Maddox squirmed beneath her. “Fucking get off me.”

“Say it,” she growled.

“Fine. You win.”

A pride-filled smile pulled at my mouth. She hadn’t only bested him, she’d dismantled him piece by piece. She could’ve humiliated him, but she didn’t.

Restraint like that was rarer than raw power. I’d fought beside warriors who could break armies but had no control over when to stop. Isi knew exactly where the line was and how to walk it without stumbling.

I glanced at the others, who were all watching now. Lexie was nodding to herself, a half-smile on her face.

Maddox might not have respected Isi before, but after this display? He’d be a fool not to.

Isi climbed off him fluidly, a cat who knew the kill had already been made. She didn’t gloat or preen. Only rolled her shoulders, her eyes flicking to me for the barest second, a glance that felt like a hand closing around my throat.

Heat flared through me.

If she ever turned that look on me in private, without an audience and without rules, I wasn’t sure whether I’d end up on my knees or flat on my back. I was open to either.

Maddox stood, wiping blood from the corner of his mouth, and stared at her like he didn’t know what she was.

Maybe none of them did.

But I did.

The room echoed with scattered conversation and shallow laughter.

Isi stood near the edge of the mat, stretching the tension from her shoulders like it hadn’t been a real fight. Like Maddox hadn’t come for her blood. Her braid was half unraveled, and sweat made her tunic cling to her frame. She tilted her head toward Lexie as if she was going to say something.

I forgot the warriors, the hall, the world.
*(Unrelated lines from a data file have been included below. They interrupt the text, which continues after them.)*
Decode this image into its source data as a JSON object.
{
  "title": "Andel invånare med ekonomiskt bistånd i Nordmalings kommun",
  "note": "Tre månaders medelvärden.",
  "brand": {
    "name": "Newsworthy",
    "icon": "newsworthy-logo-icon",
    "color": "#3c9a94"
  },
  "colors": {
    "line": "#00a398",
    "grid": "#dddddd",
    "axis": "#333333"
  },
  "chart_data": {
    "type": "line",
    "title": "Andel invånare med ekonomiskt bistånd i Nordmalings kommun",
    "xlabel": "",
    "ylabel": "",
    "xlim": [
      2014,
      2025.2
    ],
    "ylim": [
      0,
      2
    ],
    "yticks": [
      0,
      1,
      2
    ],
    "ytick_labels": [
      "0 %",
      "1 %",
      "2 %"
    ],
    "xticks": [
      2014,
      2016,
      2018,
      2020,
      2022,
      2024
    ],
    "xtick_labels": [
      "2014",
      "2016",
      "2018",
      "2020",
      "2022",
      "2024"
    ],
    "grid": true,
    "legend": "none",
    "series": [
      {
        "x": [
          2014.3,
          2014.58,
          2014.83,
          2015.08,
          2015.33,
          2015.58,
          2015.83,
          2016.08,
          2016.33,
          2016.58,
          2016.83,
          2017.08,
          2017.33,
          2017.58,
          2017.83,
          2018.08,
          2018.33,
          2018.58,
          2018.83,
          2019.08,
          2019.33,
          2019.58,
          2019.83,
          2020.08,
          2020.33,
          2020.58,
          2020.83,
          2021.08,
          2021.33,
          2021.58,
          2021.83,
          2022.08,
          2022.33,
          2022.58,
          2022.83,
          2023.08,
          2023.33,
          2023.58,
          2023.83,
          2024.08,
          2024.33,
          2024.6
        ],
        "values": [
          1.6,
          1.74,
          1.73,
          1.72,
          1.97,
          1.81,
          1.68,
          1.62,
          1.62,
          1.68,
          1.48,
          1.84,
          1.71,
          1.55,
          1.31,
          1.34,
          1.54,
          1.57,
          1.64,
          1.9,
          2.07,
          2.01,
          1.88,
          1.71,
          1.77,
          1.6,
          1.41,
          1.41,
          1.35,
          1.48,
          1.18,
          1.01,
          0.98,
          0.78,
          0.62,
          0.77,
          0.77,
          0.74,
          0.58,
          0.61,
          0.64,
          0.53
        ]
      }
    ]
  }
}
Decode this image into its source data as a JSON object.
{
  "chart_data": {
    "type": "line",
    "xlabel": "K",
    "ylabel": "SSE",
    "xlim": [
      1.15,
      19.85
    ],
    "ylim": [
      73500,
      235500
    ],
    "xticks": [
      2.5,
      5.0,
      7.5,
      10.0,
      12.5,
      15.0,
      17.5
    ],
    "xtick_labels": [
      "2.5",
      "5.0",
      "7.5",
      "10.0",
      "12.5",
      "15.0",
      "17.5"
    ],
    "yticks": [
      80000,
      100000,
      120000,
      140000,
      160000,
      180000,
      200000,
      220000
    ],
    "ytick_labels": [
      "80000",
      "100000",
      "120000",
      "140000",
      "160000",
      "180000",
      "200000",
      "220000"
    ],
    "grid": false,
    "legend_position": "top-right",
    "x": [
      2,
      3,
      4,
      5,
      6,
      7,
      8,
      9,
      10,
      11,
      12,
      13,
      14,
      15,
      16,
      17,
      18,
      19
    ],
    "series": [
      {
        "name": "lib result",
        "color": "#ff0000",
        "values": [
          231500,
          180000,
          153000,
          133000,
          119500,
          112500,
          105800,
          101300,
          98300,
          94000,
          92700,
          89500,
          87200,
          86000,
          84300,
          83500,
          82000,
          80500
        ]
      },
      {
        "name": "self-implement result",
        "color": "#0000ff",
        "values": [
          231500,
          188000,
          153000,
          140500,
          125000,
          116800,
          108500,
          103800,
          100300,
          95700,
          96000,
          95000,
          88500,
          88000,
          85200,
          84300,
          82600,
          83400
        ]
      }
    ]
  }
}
If I leaned in, I could follow the faint sheen of sweat there with my mouth, trace it to where her pulse beat hard and fast. I needed to know if it jumped for me or the fight.

And then I felt it.

A spear tore itself from the mount on the wall with a shriek of metal.

It ripped across the room, aiming for Isi.

Something in me snapped taut, and my body moved before my mind caught up. Stone underfoot shivered as my power surged, reflexive, ready to throw walls between her and the threat. I reined it in mid-stride. In a flash, I was across the mat, reaching for her.

One heartbeat Isi was standing, her spine exposed. The next, I slammed into her. We hit the mat hard. I wrapped my arms around her and rolled to place her beneath me. To protect her with my own body.

The wind was knocked from us both, and the wounds on my chest screamed.

My heart roared against my ribcage while the scent of her filled my lungs. Her breath hit the hollow of my throat, and my body decided the spear wasn’t the most dangerous thing in the room anymore.

The weapon punched through Crey’s chest where he stood on the mat beside Kerralyn, emerging out the other side. He looked down, blinking, confusion clouding his face. A choke, and blood bubbled out of his mouth, splattering on the mat by his feet.

Kerralyn groaned and reeled away from him, her gaze scanning the room.

With a sigh, Crey slumped forward, landing hard on the mat with a sickening thud, driving the spear the rest of the way through his chest.

Ashmaw shrieked, a high, mournful sound that was echoed by the other companions.

A pop, and he was gone.

I was still half on top of Isi, my arms wrapped around her, her breath fanning my collarbone in quick gusts.

Kerralyn shouted for a healer. Bryson swore. Lexie kept whispering, “No no no,” in a prayer she knew wouldn’t be answered.

Isi swallowed hard beneath me.

Above, the shadows behind the viewing glass shifted.